Mladen Vidovich, MD, of University of Illinois Health, who is board-certified in both cardiology and anesthesiology -- which he says gives him a unique perspective on this issue -- agreed that room layout and logistics for anesthesia providers is not ideal.
"It's actually quite difficult for the anesthesiologists, I know from my perspective being on the other side," Vidovich told MedPage Today. He added that anesthesiologists don't always have immediate access to a patient's airway, for example.

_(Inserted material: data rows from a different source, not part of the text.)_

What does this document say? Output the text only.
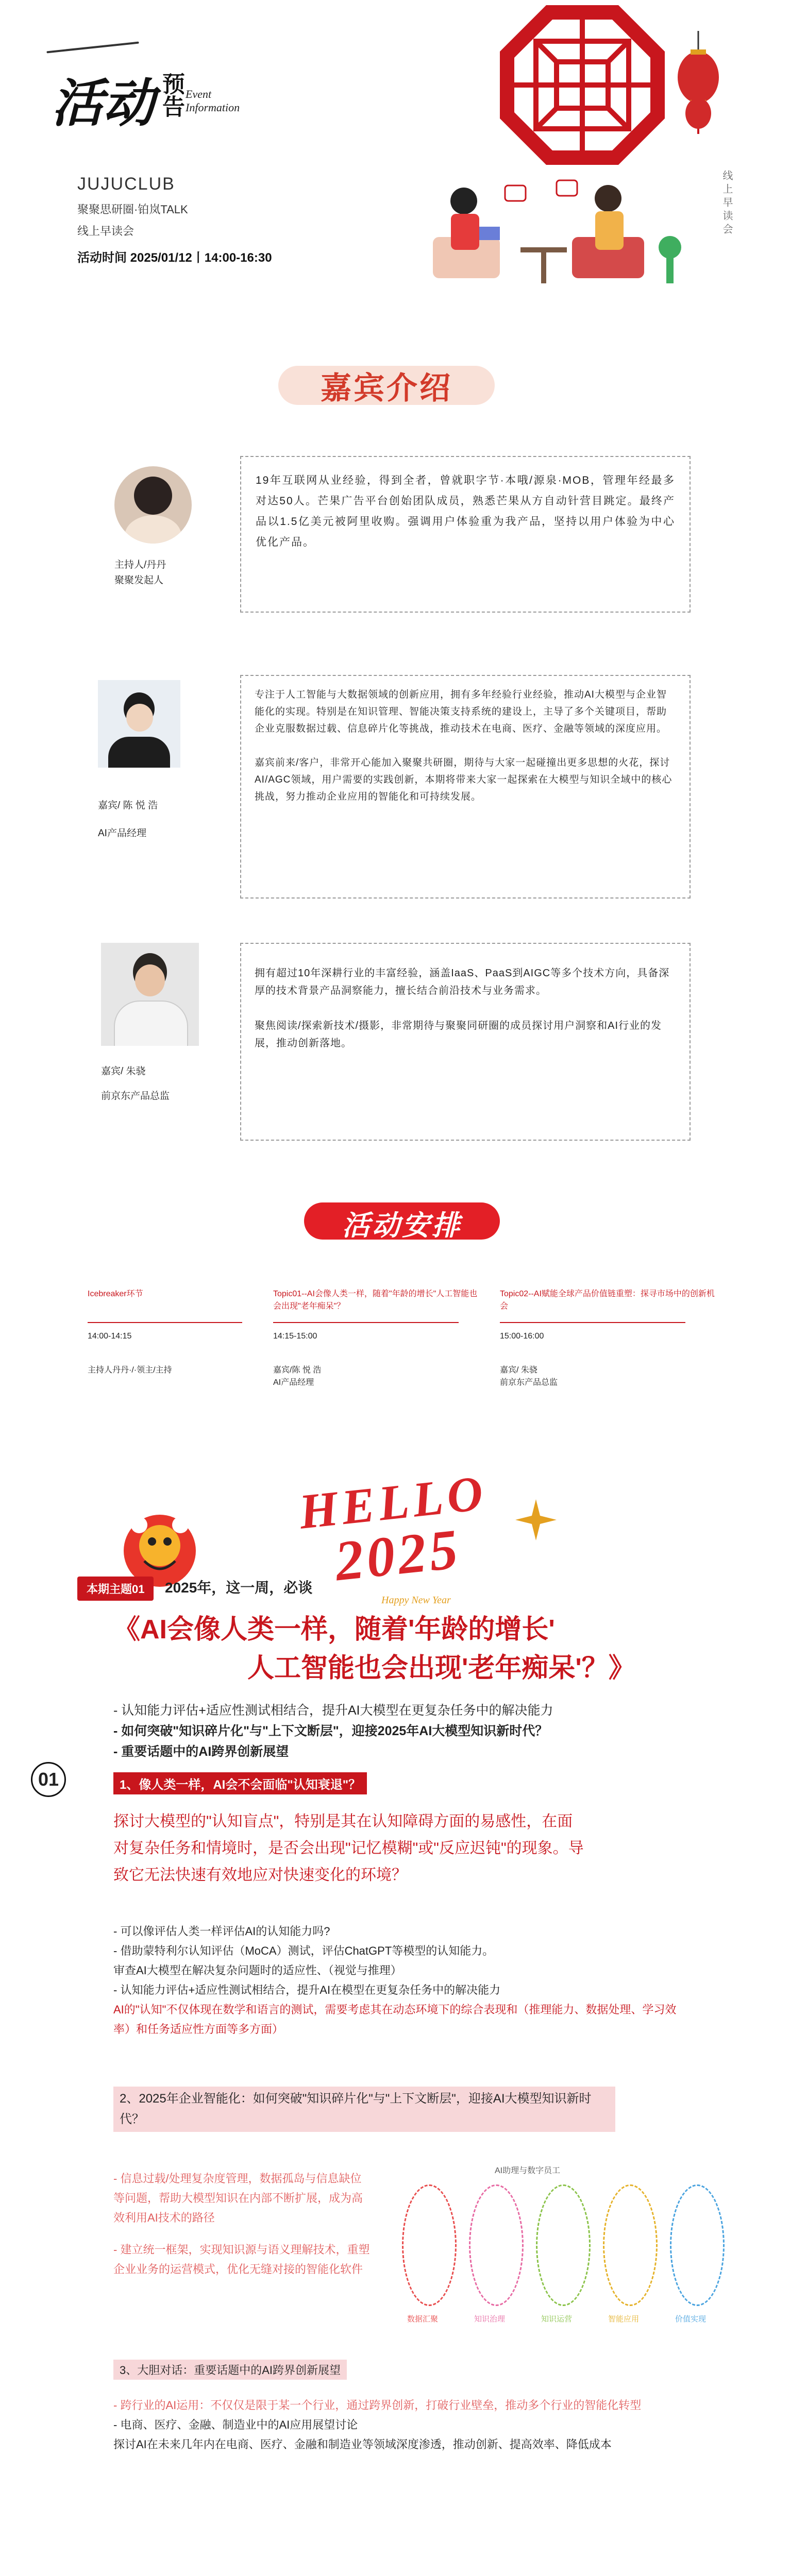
活动 预告 Event
Information
JUJUCLUB
聚聚思研圈·铂岚TALK
线上早读会
活动时间 2025/01/12丨14:00-16:30
线上早读会
嘉宾介绍
主持人/丹丹
聚聚发起人
19年互联网从业经验，得到全者，曾就职字节·本哦/源泉·MOB，管理年经最多对达50人。芒果广告平台创始团队成员，熟悉芒果从方自动针营目跳定。最终产品以1.5亿美元被阿里收购。强调用户体验重为我产品，坚持以用户体验为中心优化产品。
嘉宾/ 陈 悦 浩
AI产品经理
专注于人工智能与大数据领域的创新应用，拥有多年经验行业经验，推动AI大模型与企业智能化的实现。特别是在知识管理、智能决策支持系统的建设上，主导了多个关键项目，帮助企业克服数据过载、信息碎片化等挑战，推动技术在电商、医疗、金融等领域的深度应用。

嘉宾前来/客户，非常开心能加入聚聚共研圈，期待与大家一起碰撞出更多思想的火花，探讨AI/AGC领域，用户需要的实践创新，本期将带来大家一起探索在大模型与知识全域中的核心挑战，努力推动企业应用的智能化和可持续发展。
嘉宾/ 朱骁
前京东产品总监
拥有超过10年深耕行业的丰富经验，涵盖IaaS、PaaS到AIGC等多个技术方向，具备深厚的技术背景产品洞察能力，擅长结合前沿技术与业务需求。

聚焦阅读/探索新技术/摄影，非常期待与聚聚同研圈的成员探讨用户洞察和AI行业的发展，推动创新落地。
活动安排
Icebreaker环节
14:00-14:15
主持人丹丹·/·领主/主持
Topic01--AI会像人类一样，随着"年龄的增长"人工智能也会出现"老年痴呆"？
14:15-15:00
嘉宾/陈 悦 浩
AI产品经理
Topic02--AI赋能全球产品价值链重塑：探寻市场中的创新机会
15:00-16:00
嘉宾/ 朱骁
前京东产品总监
HELLO
2025
Happy New Year
本期主题01	2025年，这一周，必谈
《AI会像人类一样，随着'年龄的增长'
人工智能也会出现'老年痴呆'？》
- 认知能力评估+适应性测试相结合，提升AI大模型在更复杂任务中的解决能力
- 如何突破"知识碎片化"与"上下文断层"，迎接2025年AI大模型知识新时代？
- 重要话题中的AI跨界创新展望
01	1、像人类一样，AI会不会面临"认知衰退"？
探讨大模型的"认知盲点"，特别是其在认知障碍方面的易感性，在面对复杂任务和情境时，是否会出现"记忆模糊"或"反应迟钝"的现象。导致它无法快速有效地应对快速变化的环境？
- 可以像评估人类一样评估AI的认知能力吗?
- 借助蒙特利尔认知评估（MoCA）测试，评估ChatGPT等模型的认知能力。
审查AI大模型在解决复杂问题时的适应性、（视觉与推理）
- 认知能力评估+适应性测试相结合，提升AI在模型在更复杂任务中的解决能力
AI的"认知"不仅体现在数学和语言的测试，需要考虑其在动态环境下的综合表现和（推理能力、数据处理、学习效率）和任务适应性方面等多方面）
2、2025年企业智能化：如何突破"知识碎片化"与"上下文断层"，迎接AI大模型知识新时代？
- 信息过载/处理复杂度管理，数据孤岛与信息缺位等问题，帮助大模型知识在内部不断扩展，成为高效利用AI技术的路径
- 建立统一框架，实现知识源与语义理解技术，重塑企业业务的运营模式，优化无缝对接的智能化软件
AI助理与数字员工
数据汇聚	知识治理	知识运营	智能应用	价值实现
3、大胆对话：重要话题中的AI跨界创新展望
- 跨行业的AI运用：不仅仅是限于某一个行业，通过跨界创新，打破行业壁垒，推动多个行业的智能化转型
- 电商、医疗、金融、制造业中的AI应用展望讨论
探讨AI在未来几年内在电商、医疗、金融和制造业等领域深度渗透，推动创新、提高效率、降低成本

He also highlighted the issue of patient recovery location, which is standardized in the OR, but not all cath labs, for instance, have a recovery room. This can complicate non-OR anesthesia (NORA) cases for anesthesia providers by adding additional considerations that diverge from standard OR practices.
Some of these concerns are being addressed as new facilities are being built for gastroenterology, interventional cardiology, and interventional radiology. Both White and Methangkool acknowledged that anesthesiologists are having a much larger role in the design of these new procedural suites. Methangkool said several factors that affect patient safety can be addressed when anesthesia providers are consulted early in the development of these suites.
"They will generally have sufficient accommodations," Vidovich said. "There's going to be enough space for the anesthesia machine as well because sometimes if you cram in the anesthesia machine in the small cath lab, it may not work."
Anesthesiologists are hoping that updating these spaces can lead to more consistent and predictable anesthesia services for patients. But those changes need to be made intentionally, Methangkool said.
"Now going forward, whenever a new NORA location is being built, it's very important for an anesthesiologist or anesthesia team to be at the table to kind of dictate the safest way where to place the anesthesia machine and the anesthesia equipment," she said. "Going forward, I think people recognize that that is a need. But for many hospitals that aren't building new locations and have to retrofit these areas, it's a significant problem."